Carmen smiled. “Sure. But we'd better keep a sharp ear for your mother. If she sees this—”

“We're dead meat,” Nicole said melodramatically.

Carmen smothered a laugh. “You're still a big goof, do you know that?”

“Thank you. Only you and my daughter seem to appreciate my sense of humor.”

“Okay, if you're determined to do this, turn the page. I don't know how much more cake Mrs. Loomis can hold, and as soon as she leaves, your mother will be right up the stairs to see what we're doing.”

Nicole obeyed. The next page displayed an article dated two days after Zand's and Magaro's arrests. A picture showed a triumphant Zand waving to a crowd. And why wouldn't he be looking triumphant? Nicole thought. Suddenly Magaro and Zand had alibis. According to two sons of a prominent San Antonio family, at the time of Nicole Sloan's assault, Magaro and Zand had been with them. The brothers had gone to Mexico the day after the attack and had only just returned to San Antonio. Otherwise, they could have cleared Zand and Magaro immediately. “Yeah, sure,” Nicole said aloud. “In other words, it just took a while to find a couple of suitable guys willing to lie for them. Probably die-hard fans of Ritchie's band. Either that, or Magaro was their drug supplier.”

“Are you sure you should go on with this?” Carmen said tentatively. “It only gets worse.”

“Yes.” Nicole noticed the steely edge in her voice. “I'm sure.”

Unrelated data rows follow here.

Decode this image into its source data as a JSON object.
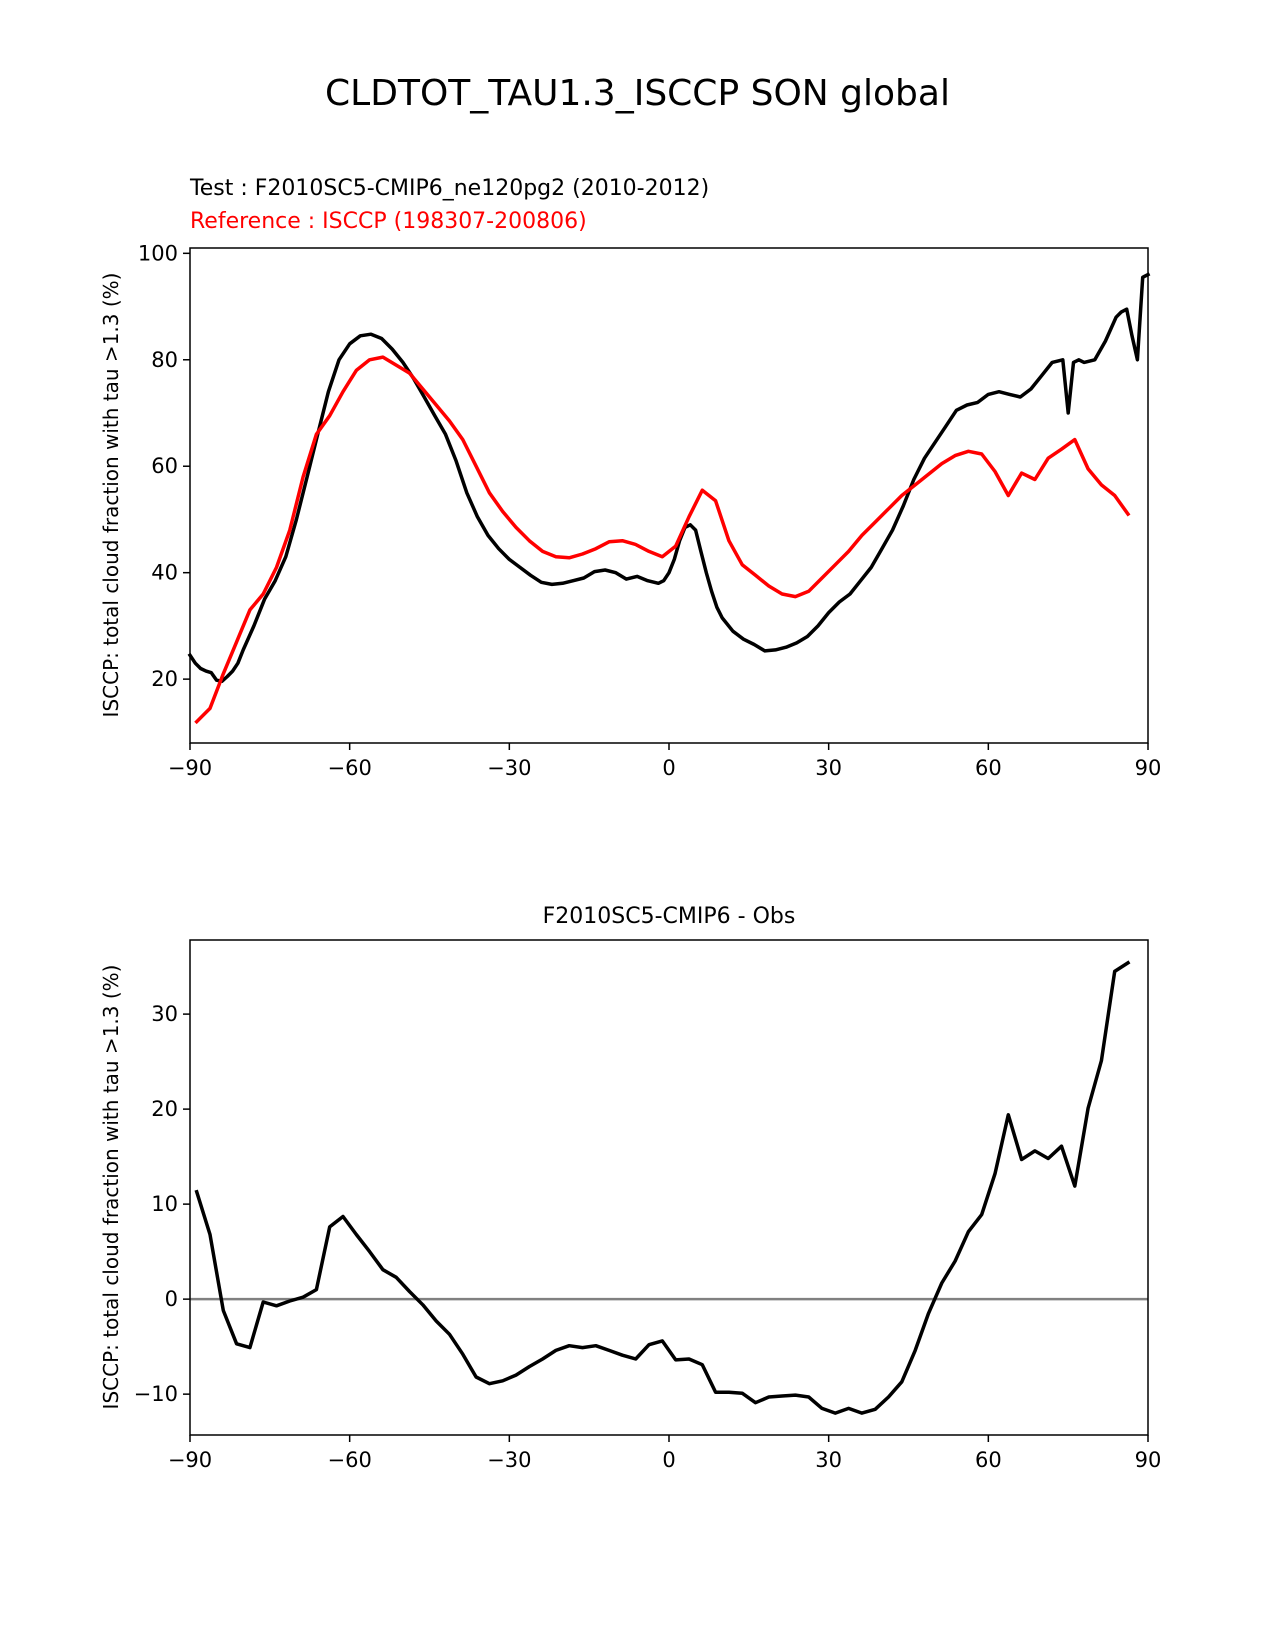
{
  "figure_title": "CLDTOT_TAU1.3_ISCCP SON global",
  "chart_data": [
    {
      "type": "line",
      "test_label": "Test : F2010SC5-CMIP6_ne120pg2 (2010-2012)",
      "reference_label": "Reference : ISCCP (198307-200806)",
      "ylabel": "ISCCP: total cloud fraction with tau >1.3 (%)",
      "xlim": [
        -90,
        90
      ],
      "ylim": [
        8,
        101
      ],
      "xticks": [
        -90,
        -60,
        -30,
        0,
        30,
        60,
        90
      ],
      "xtick_labels": [
        "−90",
        "−60",
        "−30",
        "0",
        "30",
        "60",
        "90"
      ],
      "yticks": [
        20,
        40,
        60,
        80,
        100
      ],
      "ytick_labels": [
        "20",
        "40",
        "60",
        "80",
        "100"
      ],
      "series": [
        {
          "name": "Test",
          "color": "#000000",
          "x": [
            -90,
            -89,
            -88,
            -87,
            -86,
            -85,
            -84,
            -83,
            -82,
            -81,
            -80,
            -78,
            -76,
            -74,
            -72,
            -70,
            -68,
            -66,
            -64,
            -62,
            -60,
            -58,
            -56,
            -54,
            -52,
            -50,
            -48,
            -46,
            -44,
            -42,
            -40,
            -38,
            -36,
            -34,
            -32,
            -30,
            -28,
            -26,
            -24,
            -22,
            -20,
            -18,
            -16,
            -14,
            -12,
            -10,
            -8,
            -6,
            -4,
            -2,
            -1,
            0,
            1,
            2,
            3,
            4,
            5,
            6,
            7,
            8,
            9,
            10,
            12,
            14,
            16,
            18,
            20,
            22,
            24,
            26,
            28,
            30,
            32,
            34,
            36,
            38,
            40,
            42,
            44,
            46,
            48,
            50,
            52,
            54,
            56,
            58,
            60,
            62,
            64,
            66,
            68,
            70,
            72,
            74,
            75,
            76,
            77,
            78,
            80,
            82,
            84,
            85,
            86,
            87,
            88,
            89,
            90
          ],
          "values": [
            24.5,
            23.0,
            22.0,
            21.5,
            21.2,
            19.8,
            19.6,
            20.5,
            21.5,
            23.0,
            25.5,
            30.0,
            35.0,
            38.5,
            43.0,
            50.0,
            58.0,
            66.0,
            74.0,
            80.0,
            83.0,
            84.5,
            84.8,
            84.0,
            82.0,
            79.5,
            76.5,
            73.0,
            69.5,
            66.0,
            61.0,
            55.0,
            50.5,
            47.0,
            44.5,
            42.5,
            41.0,
            39.5,
            38.2,
            37.8,
            38.0,
            38.5,
            39.0,
            40.2,
            40.5,
            40.0,
            38.8,
            39.3,
            38.5,
            38.0,
            38.5,
            40.0,
            42.5,
            46.0,
            48.5,
            49.0,
            48.0,
            44.0,
            40.0,
            36.5,
            33.5,
            31.5,
            29.0,
            27.5,
            26.5,
            25.3,
            25.5,
            26.0,
            26.8,
            28.0,
            30.0,
            32.5,
            34.5,
            36.0,
            38.5,
            41.0,
            44.5,
            48.0,
            52.5,
            57.5,
            61.5,
            64.5,
            67.5,
            70.5,
            71.5,
            72.0,
            73.5,
            74.0,
            73.5,
            73.0,
            74.5,
            77.0,
            79.5,
            80.0,
            70.0,
            79.5,
            80.0,
            79.5,
            80.0,
            83.5,
            88.0,
            89.0,
            89.5,
            84.5,
            80.0,
            95.5,
            96.0
          ]
        },
        {
          "name": "Reference",
          "color": "#ff0000",
          "x": [
            -88.75,
            -86.25,
            -83.75,
            -81.25,
            -78.75,
            -76.25,
            -73.75,
            -71.25,
            -68.75,
            -66.25,
            -63.75,
            -61.25,
            -58.75,
            -56.25,
            -53.75,
            -51.25,
            -48.75,
            -46.25,
            -43.75,
            -41.25,
            -38.75,
            -36.25,
            -33.75,
            -31.25,
            -28.75,
            -26.25,
            -23.75,
            -21.25,
            -18.75,
            -16.25,
            -13.75,
            -11.25,
            -8.75,
            -6.25,
            -3.75,
            -1.25,
            1.25,
            3.75,
            6.25,
            8.75,
            11.25,
            13.75,
            16.25,
            18.75,
            21.25,
            23.75,
            26.25,
            28.75,
            31.25,
            33.75,
            36.25,
            38.75,
            41.25,
            43.75,
            46.25,
            48.75,
            51.25,
            53.75,
            56.25,
            58.75,
            61.25,
            63.75,
            66.25,
            68.75,
            71.25,
            73.75,
            76.25,
            78.75,
            81.25,
            83.75,
            86.25
          ],
          "values": [
            12.0,
            14.5,
            21.0,
            27.0,
            33.0,
            36.0,
            41.0,
            48.0,
            58.0,
            66.0,
            69.5,
            74.0,
            78.0,
            80.0,
            80.5,
            79.0,
            77.5,
            74.5,
            71.5,
            68.5,
            65.0,
            60.0,
            55.0,
            51.5,
            48.5,
            46.0,
            44.0,
            43.0,
            42.8,
            43.5,
            44.5,
            45.8,
            46.0,
            45.3,
            44.0,
            43.0,
            45.0,
            50.5,
            55.5,
            53.5,
            46.0,
            41.5,
            39.5,
            37.5,
            36.0,
            35.5,
            36.5,
            39.0,
            41.5,
            44.0,
            47.0,
            49.5,
            52.0,
            54.5,
            56.5,
            58.5,
            60.5,
            62.0,
            62.8,
            62.3,
            59.0,
            54.5,
            58.7,
            57.5,
            61.5,
            63.2,
            65.0,
            59.5,
            56.5,
            54.5,
            51.0
          ]
        }
      ]
    },
    {
      "type": "line",
      "title": "F2010SC5-CMIP6 - Obs",
      "ylabel": "ISCCP: total cloud fraction with tau >1.3 (%)",
      "xlim": [
        -90,
        90
      ],
      "ylim": [
        -14.3,
        37.8
      ],
      "xticks": [
        -90,
        -60,
        -30,
        0,
        30,
        60,
        90
      ],
      "xtick_labels": [
        "−90",
        "−60",
        "−30",
        "0",
        "30",
        "60",
        "90"
      ],
      "yticks": [
        -10,
        0,
        10,
        20,
        30
      ],
      "ytick_labels": [
        "−10",
        "0",
        "10",
        "20",
        "30"
      ],
      "zero_line_color": "#808080",
      "series": [
        {
          "name": "Difference",
          "color": "#000000",
          "x": [
            -88.75,
            -86.25,
            -83.75,
            -81.25,
            -78.75,
            -76.25,
            -73.75,
            -71.25,
            -68.75,
            -66.25,
            -63.75,
            -61.25,
            -58.75,
            -56.25,
            -53.75,
            -51.25,
            -48.75,
            -46.25,
            -43.75,
            -41.25,
            -38.75,
            -36.25,
            -33.75,
            -31.25,
            -28.75,
            -26.25,
            -23.75,
            -21.25,
            -18.75,
            -16.25,
            -13.75,
            -11.25,
            -8.75,
            -6.25,
            -3.75,
            -1.25,
            1.25,
            3.75,
            6.25,
            8.75,
            11.25,
            13.75,
            16.25,
            18.75,
            21.25,
            23.75,
            26.25,
            28.75,
            31.25,
            33.75,
            36.25,
            38.75,
            41.25,
            43.75,
            46.25,
            48.75,
            51.25,
            53.75,
            56.25,
            58.75,
            61.25,
            63.75,
            66.25,
            68.75,
            71.25,
            73.75,
            76.25,
            78.75,
            81.25,
            83.75,
            86.25
          ],
          "values": [
            11.3,
            6.8,
            -1.2,
            -4.7,
            -5.1,
            -0.3,
            -0.7,
            -0.2,
            0.2,
            1.0,
            7.6,
            8.7,
            6.8,
            5.0,
            3.1,
            2.3,
            0.8,
            -0.6,
            -2.3,
            -3.7,
            -5.8,
            -8.2,
            -8.9,
            -8.6,
            -8.0,
            -7.1,
            -6.3,
            -5.4,
            -4.9,
            -5.1,
            -4.9,
            -5.4,
            -5.9,
            -6.3,
            -4.8,
            -4.4,
            -6.4,
            -6.3,
            -6.9,
            -9.8,
            -9.8,
            -9.9,
            -10.9,
            -10.3,
            -10.2,
            -10.1,
            -10.3,
            -11.5,
            -12.0,
            -11.5,
            -12.0,
            -11.6,
            -10.3,
            -8.7,
            -5.4,
            -1.5,
            1.7,
            4.0,
            7.1,
            8.9,
            13.2,
            19.4,
            14.7,
            15.6,
            14.8,
            16.1,
            11.9,
            20.1,
            25.1,
            34.5,
            35.4
          ]
        }
      ]
    }
  ]
}
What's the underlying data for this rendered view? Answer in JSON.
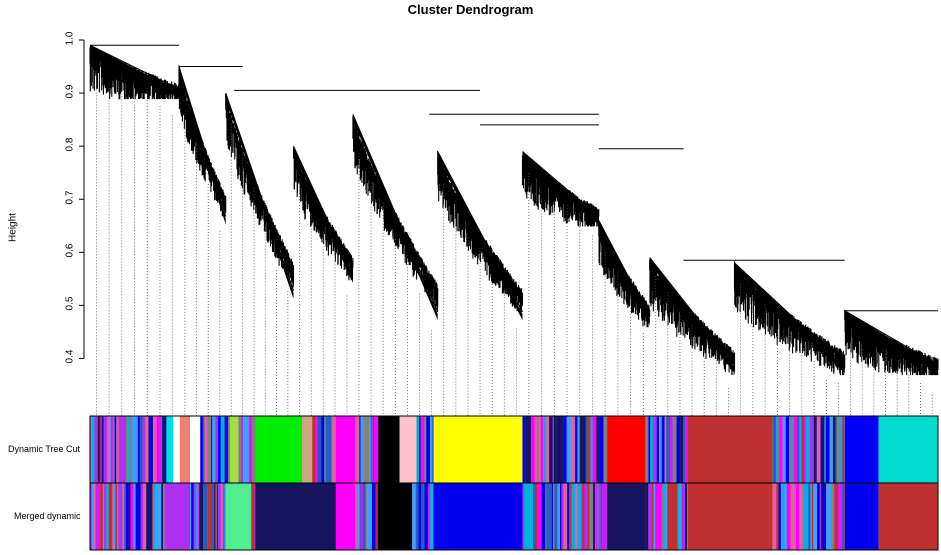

She turned the page and the headline seemed to scream: “Two Men Found Murdered in Basin Park.” Nicole scanned the article, although she knew the details by heart. Ritchie Zand and Luis Magaro, who only four weeks earlier were arrested then released for sexual assault and battery, had each been found shot in the head. The bodies were hanging from trees near the Interstate 281 overpass. The weapon was a .44 magnum. Both men had died instantly from the gunshot wounds. In a bizarre touch, black hoods had been placed over their heads. Some speculation existed that the men had been the victims of a ritual execution.